Just because this isn’t cheap relative to the world GDP doesn’t mean it’s enough. If our goal was “build a Dyson sphere” even throwing our whole productivity towards it would be cheap. I’m not saying there aren’t any concerns, but the money is still mostly going to capabilites and safety, while a concern, still needs to be compromised also with commercial needs and race dynamics—albeit mercifully dampened. Honestly with LeCun’s position we’re just lucky that Meta isn’t that good at AI, or they alone would set the pace of the race for everyone else.

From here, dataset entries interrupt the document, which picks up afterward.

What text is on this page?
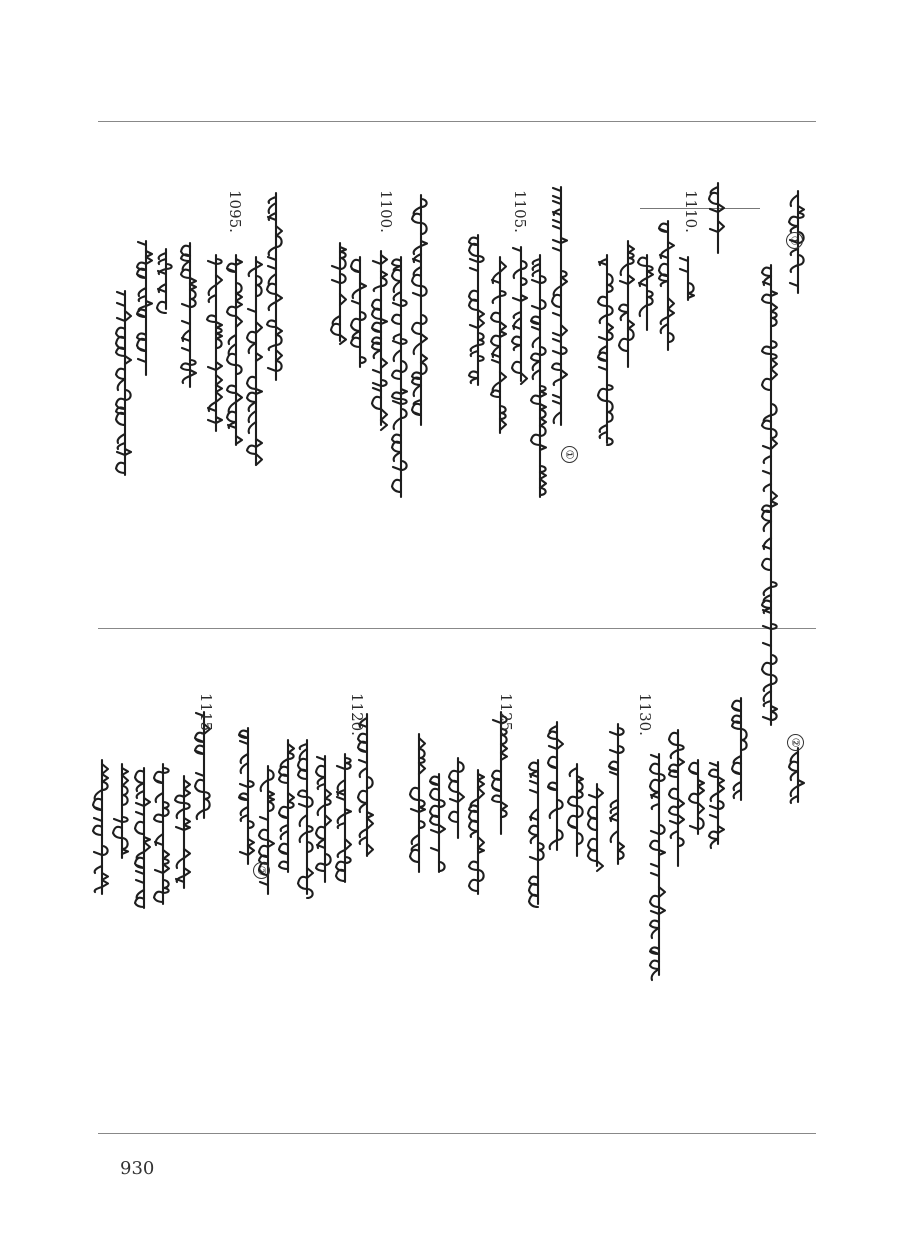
1110.
1105.
1100.
1095.
1130.
1125.
1120.
1115.
①
①
②
②
930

I think Meta have been somewhat persuaded by the Biden administration to sign on for safety, or at least for safety-theatre, despite LeCun. They actually did a non-trivial amount of real safety work on Llama-2 (a model small enough not to need it), and then never released one size of it for safety reasons.. Which was of course pointless, or more exactly just showing off, since they then open-sourced the weights, including to the base models, so anyone with $200 can fine-tune their safety work out again. However, it’s all basically window dressing, as these models are (we believe) too small to be an x-risk, and they were reasonably certain of that before they started (as far as we know, about the worst these models can do is write badly-written underage porn or phishing emails, or similarly marginally assist criminals.)
Obviously no modern models are an existential risk, the problem is the trajectory. Does the current way of handling the situation extrapolate properly to even just AGI, something that is an open goal for many of these companies? I’d say not, or at least, I very much doubt it. As in, if you’re not doing that kind of work inside a triple-airgapped and firewalled desert island and planning for layers upon layers of safety testing before even considering releasing the resulting product as a commercial tool, you’re doing it wrong—and that’s just for technical safety. I still haven’t seen a serious proposal of how do you make human labor entirely unnecessary and maintain a semblance of economic order instead of collapsing every social and political structure at once.